In October 2020, the Company applied for forgiveness of the PPP Loan and corresponding accrued interest, which was approved by the SBA in June 2021, resulting in a gain on loan extinguishment of $4.2 million.
Related Party Convertible Loan
In June 2020, the Company entered into a convertible loan agreement with SUN Dream, Inc., a preferred shareholder in the Company, to issue convertible debt in the amount of $50.0 million (“Convertible Loan”). The Convertible Loan accrued interest at a rate of 10.0% per annum and originally matured in June 2021. On or before the maturity date, the Convertible Loan, at the option of SUN Dream, Inc., could be converted in whole or in part into the Company’s shares issued in the next round of financing (“Next Financing”) equal to the quotient of the outstanding principal amount of the Convertible Loan divided by a price per share equal to 90% of the applicable purchase price in such financing (“Discounted Conversion Price”); provided that the New Financing was consummated within six months following the issuance of the Convertible Loan and the Discounted Conversion Price was not lower than the original issue price of Series D-1 redeemable convertible preferred shares, which was $8.11.

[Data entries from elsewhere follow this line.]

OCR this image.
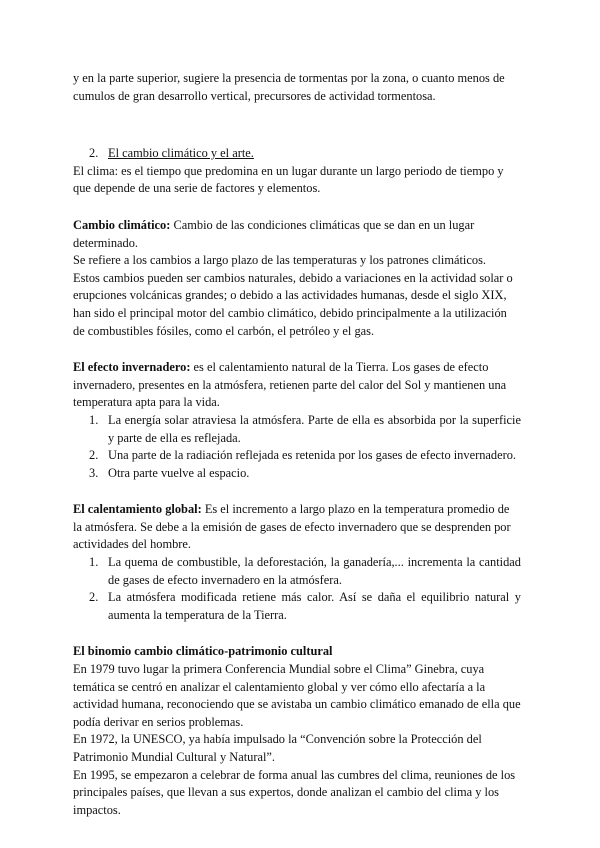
y en la parte superior, sugiere la presencia de tormentas por la zona, o cuanto menos de cumulos de gran desarrollo vertical, precursores de actividad tormentosa.

2. El cambio climático y el arte.

El clima: es el tiempo que predomina en un lugar durante un largo periodo de tiempo y que depende de una serie de factores y elementos.

Cambio climático: Cambio de las condiciones climáticas que se dan en un lugar determinado.

Se refiere a los cambios a largo plazo de las temperaturas y los patrones climáticos.

Estos cambios pueden ser cambios naturales, debido a variaciones en la actividad solar o erupciones volcánicas grandes; o debido a las actividades humanas, desde el siglo XIX, han sido el principal motor del cambio climático, debido principalmente a la utilización de combustibles fósiles, como el carbón, el petróleo y el gas.

El efecto invernadero: es el calentamiento natural de la Tierra. Los gases de efecto invernadero, presentes en la atmósfera, retienen parte del calor del Sol y mantienen una temperatura apta para la vida.

1. La energía solar atraviesa la atmósfera. Parte de ella es absorbida por la superficie y parte de ella es reflejada.
2. Una parte de la radiación reflejada es retenida por los gases de efecto invernadero.
3. Otra parte vuelve al espacio.

El calentamiento global: Es el incremento a largo plazo en la temperatura promedio de la atmósfera. Se debe a la emisión de gases de efecto invernadero que se desprenden por actividades del hombre.

1. La quema de combustible, la deforestación, la ganadería,... incrementa la cantidad de gases de efecto invernadero en la atmósfera.
2. La atmósfera modificada retiene más calor. Así se daña el equilibrio natural y aumenta la temperatura de la Tierra.

El binomio cambio climático-patrimonio cultural

En 1979 tuvo lugar la primera Conferencia Mundial sobre el Clima” Ginebra, cuya temática se centró en analizar el calentamiento global y ver cómo ello afectaría a la actividad humana, reconociendo que se avistaba un cambio climático emanado de ella que podía derivar en serios problemas.

En 1972, la UNESCO, ya había impulsado la “Convención sobre la Protección del Patrimonio Mundial Cultural y Natural”.

En 1995, se empezaron a celebrar de forma anual las cumbres del clima, reuniones de los principales países, que llevan a sus expertos, donde analizan el cambio del clima y los impactos.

In December 2020, in connection with the Company’s Series E financing, the Convertible Loan converted into 3,928,937 Series E-1 redeemable convertible preferred shares at a conversion price of $12.73.
Truck Purchase Loans
During 2020 and 2021, the Company entered into multiple loan agreements with aggregate principal amount of $1.9 million and $5.6 million, respectively, to finance its purchase of trucks. The 2020 loans accrue interest at a rate of 8.95% per annum and have original maturities of 42 months. The 2021 loans accrue interest at rates from 6.96% to 9.73% per annum and have original maturities of 60 months.
As of December 31, 2021, the current portion of the truck loan principal amount is $1.5 million and the noncurrent portion of the truck loan principal amount is $5.2 million, which are included in short-term debt and the long-term debt in the consolidated balance sheets, respectively.